Alergie warto szybko zdiagnozować

What is an allergy?

Allergy, also known as hypersensitivity, is an abnormal reaction of the body to substances present in our environment called allergens, which do not cause any symptoms in healthy individuals. Since allergy is an acquired reaction, prior contact with the substance causing symptoms is necessary for its development. Sometimes, a single or several contacts with an allergen are enough to develop an allergy, while in other cases, it develops after many years of such exposure.
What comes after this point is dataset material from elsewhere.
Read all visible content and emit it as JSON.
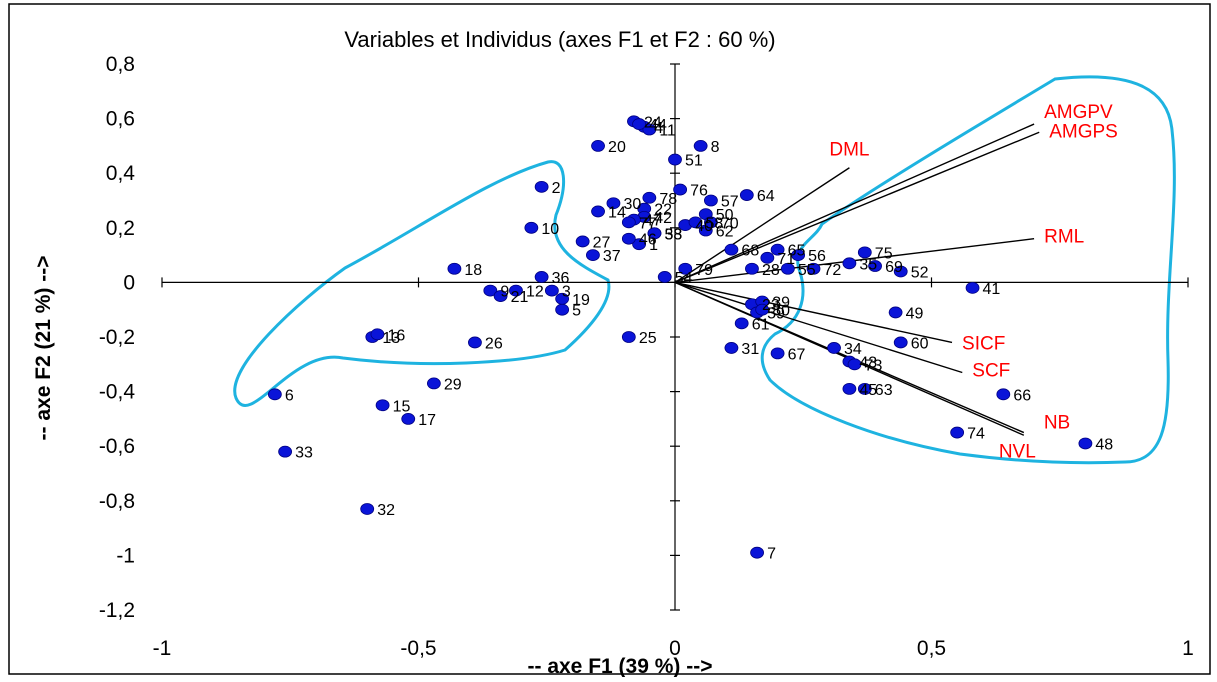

It is estimated that 10-40% of the population suffers from allergic diseases. Both genetic predispositions and the environment we live in influence the development of allergies. If both parents have allergic diseases, the risk of developing allergies in their child reaches 50-70%, while in the case of one parent or sibling having the disease, the risk ranges from 20-40%. The most significant factors in the development of allergies include environmental pollution (dust, exhaust fumes, tobacco smoke), disturbances in the body’s microbiome, antibiotic misuse, excessive “sterilization” of our surroundings, lack of contact with nature, and stress. The first years of a child’s life and the prenatal period are also extremely important. Factors such as the method of delivery (cesarean section), breastfeeding duration (less than 6 months), the age of diet diversification in infants (delayed introduction of new foods), the timing of introducing formula (first days of life), and the use of antibiotics play a significant role.
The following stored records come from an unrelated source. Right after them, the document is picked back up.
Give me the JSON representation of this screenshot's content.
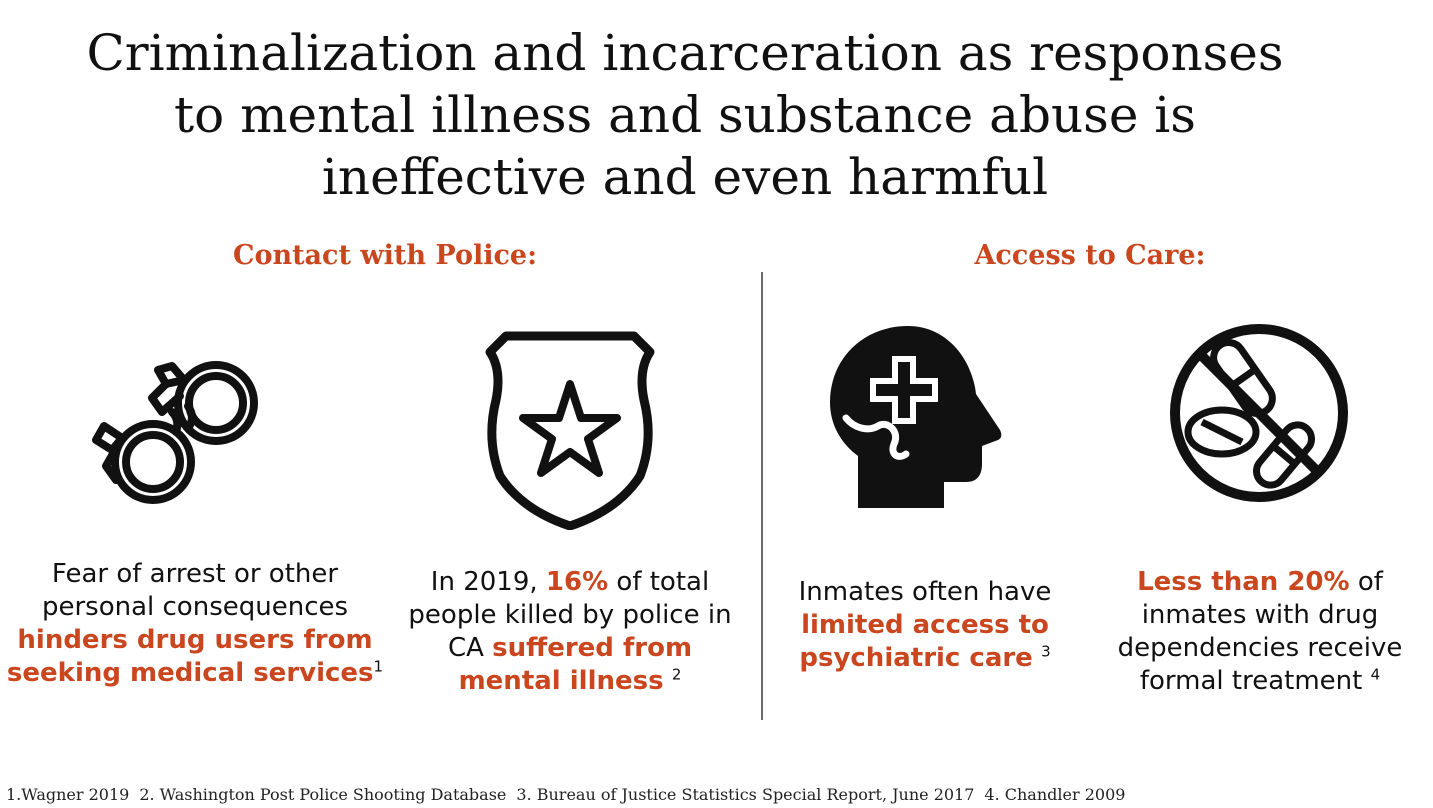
{
  "title": {
    "line1": "Criminalization and incarceration as responses",
    "line2": "to mental illness and substance abuse is",
    "line3": "ineffective and even harmful"
  },
  "sections": {
    "left_heading": "Contact with Police:",
    "right_heading": "Access to Care:"
  },
  "items": [
    {
      "icon": "handcuffs-icon",
      "pre": "Fear of arrest or other personal consequences",
      "highlight": "hinders drug users from seeking medical services",
      "ref": "1"
    },
    {
      "icon": "police-badge-icon",
      "pre": "In 2019,",
      "highlight1": "16%",
      "mid": "of total people killed by police in CA",
      "highlight2": "suffered from mental illness",
      "ref": "2"
    },
    {
      "icon": "head-medical-cross-icon",
      "pre": "Inmates often have",
      "highlight": "limited access to psychiatric care",
      "ref": "3"
    },
    {
      "icon": "no-pills-icon",
      "highlight": "Less than 20%",
      "post": "of inmates with drug dependencies receive formal treatment",
      "ref": "4"
    }
  ],
  "references": [
    "1.Wagner 2019",
    "2. Washington Post Police Shooting Database",
    "3. Bureau of Justice Statistics Special Report, June 2017",
    "4. Chandler 2009"
  ],
  "colors": {
    "accent": "#c9461e",
    "text": "#111111",
    "divider": "#6b6b6b"
  }
}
How to recognize an allergy?

The most important step in allergy diagnostics is collecting a detailed medical history. In case of suspected allergic basis for the symptoms, diagnostic tests such as skin prick tests with allergens, determination of specific IgE antibody levels for allergens in the blood, patch tests, provocation tests, and spirometry can be performed. The next step in diagnostics is to confirm the connection between the symptoms and the test results.

Treatment of allergies.

In the case of allergic diseases, the most important approach is to avoid exposure to the allergen causing symptoms. Unfortunately, this is not always possible, especially in the case of sensitization to airborne allergens. In such cases, medications aimed at alleviating symptoms can be used (e.g., antihistamines, leukotriene inhibitors, glucocorticosteroids, calcineurin inhibitors, and others). However, the only causal and disease-modifying treatment for allergic diseases is specific immunotherapy. Depending on the indications, immunotherapy can be administered subcutaneously, sublingually, or orally. It is important to remember that desensitization is a process, and to achieve long-lasting effectiveness, it should last at least 3 years.